Against this backdrop, we have the publication by Thomas Malthus (1766-1834) An Essay on the Principle of Population was first published anonymously in 1798. He theorized that the population would outgrow the ability to produce food. We can see how his thinking formed because of the Mini Ice Age that bottomed in 1650. All of this was because of climate change which instigated food shortages. Therefore, it was commonly accepted that without a corresponding increase in native grain production, there would be a serious crisis.
The refusal on the part of most of the French to eat anything but a cereal-based diet was another major issue. Bread likely accounted for 60-80 percent of the budget of a wage-earner’s family at that point in time. Consequently, even a small rise in grain prices could spark political tensions. Because this was such an issue, and probably the major cause of the French Revolution among the majority, Finance Minister Jacques Necker (1732–1804) claimed that, to show solidarity with the people, King Louis XVI was eating the lower-class maslin bread. Maslin bread is from a mix of wheat and rye, rather than the elite manchet, white bread that is achieved by sifting wholemeal flour to remove the wheatgerm and bran.
That solidarity was seen as propaganda and the instigators made up the Marie Antoinette quote: Let them eat cake. . Then there was a plot drawn up at Passy in 1789 that fomented the rebellion against the crown shortly before the people stormed the Bastille. It declared “do everything in our power to ensure that the lack of bread is total, so that the bourgeoisie are forced to take up arms.”
It was also at this time when Anne Robert Jacques Turgot (1727-1781), Baron de l’Aulne, was a French economist and statesman. He was originally considered a physiocrat, but he kept an open mind and became the first economist to have recognized the law of diminishing marginal returns in agriculture.
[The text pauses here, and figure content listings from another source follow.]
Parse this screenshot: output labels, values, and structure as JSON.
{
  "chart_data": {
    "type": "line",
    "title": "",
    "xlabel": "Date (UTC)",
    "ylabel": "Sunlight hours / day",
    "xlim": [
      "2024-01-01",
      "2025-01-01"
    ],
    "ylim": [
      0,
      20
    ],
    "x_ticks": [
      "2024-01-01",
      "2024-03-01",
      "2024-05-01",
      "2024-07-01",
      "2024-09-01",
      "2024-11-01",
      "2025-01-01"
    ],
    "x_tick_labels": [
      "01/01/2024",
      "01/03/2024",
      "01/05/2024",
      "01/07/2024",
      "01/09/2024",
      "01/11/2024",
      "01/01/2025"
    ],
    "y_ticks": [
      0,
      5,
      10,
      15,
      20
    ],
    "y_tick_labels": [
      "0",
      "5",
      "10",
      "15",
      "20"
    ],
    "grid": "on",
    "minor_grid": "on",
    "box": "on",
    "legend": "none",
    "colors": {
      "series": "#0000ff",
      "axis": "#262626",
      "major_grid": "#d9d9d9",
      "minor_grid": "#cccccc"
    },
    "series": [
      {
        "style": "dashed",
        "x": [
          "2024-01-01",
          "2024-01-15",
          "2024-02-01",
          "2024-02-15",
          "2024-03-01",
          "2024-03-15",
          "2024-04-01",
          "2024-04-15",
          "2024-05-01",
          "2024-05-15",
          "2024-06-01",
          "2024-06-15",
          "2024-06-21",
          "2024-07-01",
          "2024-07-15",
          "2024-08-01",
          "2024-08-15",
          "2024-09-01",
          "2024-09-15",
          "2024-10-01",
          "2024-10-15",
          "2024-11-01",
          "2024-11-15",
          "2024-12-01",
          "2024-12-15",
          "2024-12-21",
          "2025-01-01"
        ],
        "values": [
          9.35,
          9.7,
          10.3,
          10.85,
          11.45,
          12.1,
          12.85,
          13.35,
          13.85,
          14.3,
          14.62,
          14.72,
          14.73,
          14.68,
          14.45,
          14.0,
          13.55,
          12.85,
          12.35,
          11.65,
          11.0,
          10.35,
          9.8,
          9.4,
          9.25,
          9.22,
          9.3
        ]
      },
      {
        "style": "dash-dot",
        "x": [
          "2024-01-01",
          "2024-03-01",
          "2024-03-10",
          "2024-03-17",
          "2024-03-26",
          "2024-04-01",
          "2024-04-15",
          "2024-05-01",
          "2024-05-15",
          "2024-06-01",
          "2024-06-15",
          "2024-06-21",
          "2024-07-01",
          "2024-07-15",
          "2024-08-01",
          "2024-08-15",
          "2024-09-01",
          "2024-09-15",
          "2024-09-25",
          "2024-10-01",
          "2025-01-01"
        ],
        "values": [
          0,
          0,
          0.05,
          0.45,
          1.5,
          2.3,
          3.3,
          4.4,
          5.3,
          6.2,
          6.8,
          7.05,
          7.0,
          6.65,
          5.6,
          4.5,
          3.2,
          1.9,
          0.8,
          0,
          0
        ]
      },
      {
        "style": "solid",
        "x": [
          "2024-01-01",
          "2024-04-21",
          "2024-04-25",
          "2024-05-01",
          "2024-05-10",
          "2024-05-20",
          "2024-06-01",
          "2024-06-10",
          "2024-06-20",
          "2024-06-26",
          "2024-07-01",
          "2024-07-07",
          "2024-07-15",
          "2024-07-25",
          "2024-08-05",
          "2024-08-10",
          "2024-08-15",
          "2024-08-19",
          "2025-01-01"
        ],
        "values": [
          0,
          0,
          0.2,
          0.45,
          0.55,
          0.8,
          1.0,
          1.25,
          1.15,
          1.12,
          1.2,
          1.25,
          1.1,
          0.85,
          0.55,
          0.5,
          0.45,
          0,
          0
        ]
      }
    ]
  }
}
He became the father of economic liberalism which we call today laissez-faire for he put it into action. He saw the overregulation of grain production was behind also contributing to the food shortages. He once said: “Ne vous mêlez pas du pain”—Do not meddle with bread.
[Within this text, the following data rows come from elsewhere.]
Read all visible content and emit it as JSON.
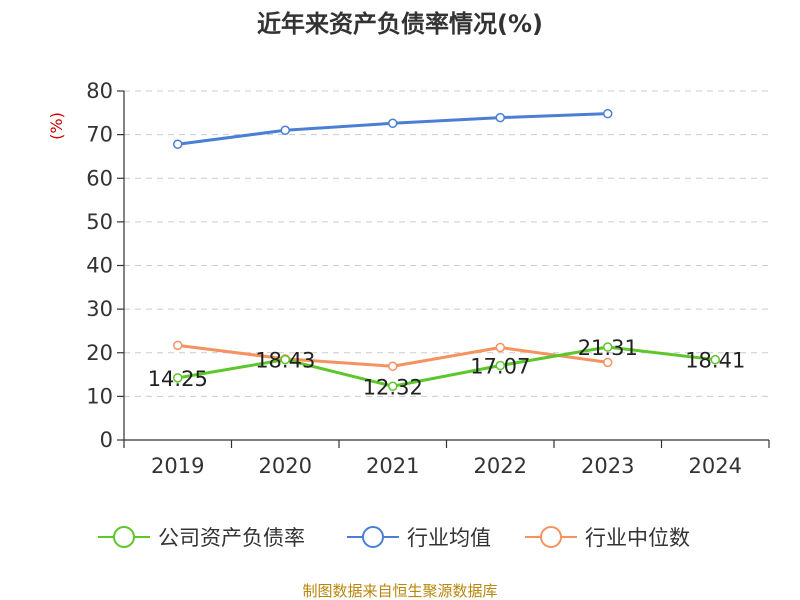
{
  "chart_data": {
    "type": "line",
    "title": "近年来资产负债率情况(%)",
    "ylabel": "(%)",
    "xlabel": "",
    "categories": [
      "2019",
      "2020",
      "2021",
      "2022",
      "2023",
      "2024"
    ],
    "ylim": [
      0,
      80
    ],
    "yticks": [
      0,
      10,
      20,
      30,
      40,
      50,
      60,
      70,
      80
    ],
    "grid": true,
    "legend_position": "bottom",
    "series": [
      {
        "name": "公司资产负债率",
        "color": "#5cc72a",
        "values": [
          14.25,
          18.43,
          12.32,
          17.07,
          21.31,
          18.41
        ],
        "labels": [
          "14.25",
          "18.43",
          "12.32",
          "17.07",
          "21.31",
          "18.41"
        ]
      },
      {
        "name": "行业均值",
        "color": "#4a7fd4",
        "values": [
          67.8,
          71.0,
          72.6,
          73.9,
          74.8,
          null
        ]
      },
      {
        "name": "行业中位数",
        "color": "#f4935f",
        "values": [
          21.7,
          18.6,
          16.9,
          21.2,
          17.8,
          null
        ]
      }
    ],
    "source": "制图数据来自恒生聚源数据库"
  }
}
The French Revolution overthrew the monarchy and they began beheading anyone who supported the Monarchy and confiscated their wealth as well as the land belonging to the Catholic Church. Nevertheless, the revolution did not end French anxiety over bread. On August 29th, 1789, only two days after completing the Declaration of the Rights of Man and of the Citizen, the Constituent Assembly completely deregulated domestic grain markets. The move raised fears about speculation, hoarding, and exportation.
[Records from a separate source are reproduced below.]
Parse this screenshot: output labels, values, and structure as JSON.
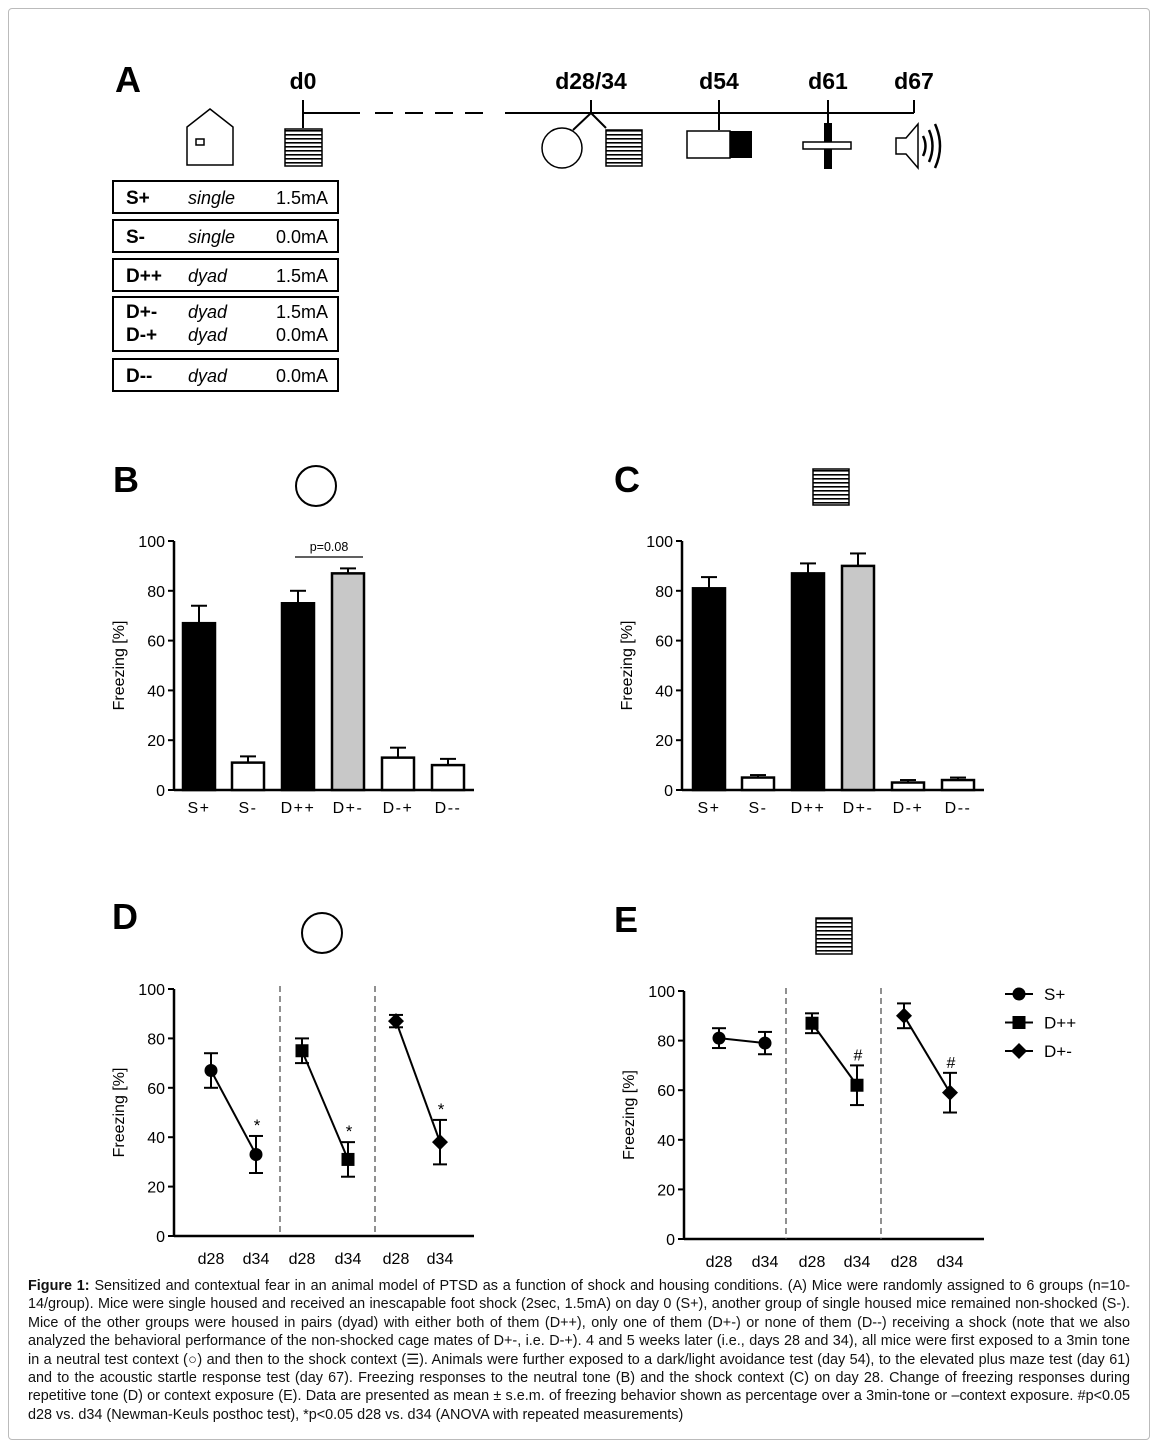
{
  "panel_a": {
    "letter": "A",
    "timepoints": [
      "d0",
      "d28/34",
      "d54",
      "d61",
      "d67"
    ],
    "groups": [
      {
        "rows": [
          {
            "name": "S+",
            "housing": "single",
            "shock": "1.5mA"
          }
        ]
      },
      {
        "rows": [
          {
            "name": "S-",
            "housing": "single",
            "shock": "0.0mA"
          }
        ]
      },
      {
        "rows": [
          {
            "name": "D++",
            "housing": "dyad",
            "shock": "1.5mA"
          }
        ]
      },
      {
        "rows": [
          {
            "name": "D+-",
            "housing": "dyad",
            "shock": "1.5mA"
          },
          {
            "name": "D-+",
            "housing": "dyad",
            "shock": "0.0mA"
          }
        ]
      },
      {
        "rows": [
          {
            "name": "D--",
            "housing": "dyad",
            "shock": "0.0mA"
          }
        ]
      }
    ]
  },
  "chart_data": [
    {
      "panel": "B",
      "type": "bar",
      "context_icon": "circle-icon",
      "ylabel": "Freezing [%]",
      "ylim": [
        0,
        100
      ],
      "yticks": [
        0,
        20,
        40,
        60,
        80,
        100
      ],
      "categories": [
        "S+",
        "S-",
        "D++",
        "D+-",
        "D-+",
        "D--"
      ],
      "values": [
        67,
        11,
        75,
        87,
        13,
        10
      ],
      "errors": [
        7,
        2.5,
        5,
        2,
        4,
        2.5
      ],
      "fills": [
        "#000000",
        "#ffffff",
        "#000000",
        "#c8c8c8",
        "#ffffff",
        "#ffffff"
      ],
      "annotation": {
        "text": "p=0.08",
        "between": [
          "D++",
          "D+-"
        ]
      }
    },
    {
      "panel": "C",
      "type": "bar",
      "context_icon": "striped-square-icon",
      "ylabel": "Freezing [%]",
      "ylim": [
        0,
        100
      ],
      "yticks": [
        0,
        20,
        40,
        60,
        80,
        100
      ],
      "categories": [
        "S+",
        "S-",
        "D++",
        "D+-",
        "D-+",
        "D--"
      ],
      "values": [
        81,
        5,
        87,
        90,
        3,
        4
      ],
      "errors": [
        4.5,
        1,
        4,
        5,
        1,
        1
      ],
      "fills": [
        "#000000",
        "#ffffff",
        "#000000",
        "#c8c8c8",
        "#ffffff",
        "#ffffff"
      ]
    },
    {
      "panel": "D",
      "type": "line",
      "context_icon": "circle-icon",
      "ylabel": "Freezing [%]",
      "ylim": [
        0,
        100
      ],
      "yticks": [
        0,
        20,
        40,
        60,
        80,
        100
      ],
      "x": [
        "d28",
        "d34"
      ],
      "series": [
        {
          "name": "S+",
          "marker": "circle",
          "values": [
            67,
            33
          ],
          "errors": [
            7,
            7.5
          ],
          "sig": "*"
        },
        {
          "name": "D++",
          "marker": "square",
          "values": [
            75,
            31
          ],
          "errors": [
            5,
            7
          ],
          "sig": "*"
        },
        {
          "name": "D+-",
          "marker": "diamond",
          "values": [
            87,
            38
          ],
          "errors": [
            2.5,
            9
          ],
          "sig": "*"
        }
      ]
    },
    {
      "panel": "E",
      "type": "line",
      "context_icon": "striped-square-icon",
      "ylabel": "Freezing [%]",
      "ylim": [
        0,
        100
      ],
      "yticks": [
        0,
        20,
        40,
        60,
        80,
        100
      ],
      "x": [
        "d28",
        "d34"
      ],
      "legend": "right",
      "series": [
        {
          "name": "S+",
          "marker": "circle",
          "values": [
            81,
            79
          ],
          "errors": [
            4,
            4.5
          ],
          "sig": ""
        },
        {
          "name": "D++",
          "marker": "square",
          "values": [
            87,
            62
          ],
          "errors": [
            4,
            8
          ],
          "sig": "#"
        },
        {
          "name": "D+-",
          "marker": "diamond",
          "values": [
            90,
            59
          ],
          "errors": [
            5,
            8
          ],
          "sig": "#"
        }
      ]
    }
  ],
  "caption": {
    "label": "Figure 1:",
    "text": " Sensitized and contextual fear in an animal model of PTSD as a function of shock and housing conditions. (A) Mice were randomly assigned to 6 groups (n=10-14/group). Mice were single housed and received an inescapable foot shock (2sec, 1.5mA) on day 0 (S+), another group of single housed mice remained non-shocked (S-). Mice of the other groups were housed in pairs (dyad) with either both of them (D++), only one of them (D+-) or none of them (D--) receiving a shock (note that we also analyzed the behavioral performance of the non-shocked cage mates of D+-, i.e. D-+). 4 and 5 weeks later (i.e., days 28 and 34), all mice were first exposed to a 3min tone in a neutral test context (○) and then to the shock context (☰). Animals were further exposed to a dark/light avoidance test (day 54), to the elevated plus maze test (day 61) and to the acoustic startle response test (day 67). Freezing responses to the neutral tone (B) and the shock context (C) on day 28. Change of freezing responses during repetitive tone (D) or context exposure (E). Data are presented as mean ± s.e.m. of freezing behavior shown as percentage over a 3min-tone or –context exposure. #p<0.05 d28 vs. d34 (Newman-Keuls posthoc test), *p<0.05 d28 vs. d34 (ANOVA with repeated measurements)"
  }
}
Then on October 21st, 1789, a baker, Denis François, was accused of hiding loaves from sale as part of a conspiracy to deprive the people of bread. Despite a hearing which proved him innocent, the crowd dragged François to the Place de Grève, hanged and decapitated him, and made his pregnant wife kiss his bloodied lips. Immediately thereafter, the National Constituent Assembly instituted martial law. At first sight, this act appears as a callous lynching by the mob, yet it led to social sanctions against the general public. The deputies decided to meet popular violence with force.
So, food has often been a MAJOR factor in revolutions. We are entering a cold period. Ukraine has been the breadbasket for Europe. Escalating this war will also lead to accelerating the food shortages post-2024. It is interesting how we learn nothing from history. Wars are instigated by political leaders while revolutions are instigated by the people.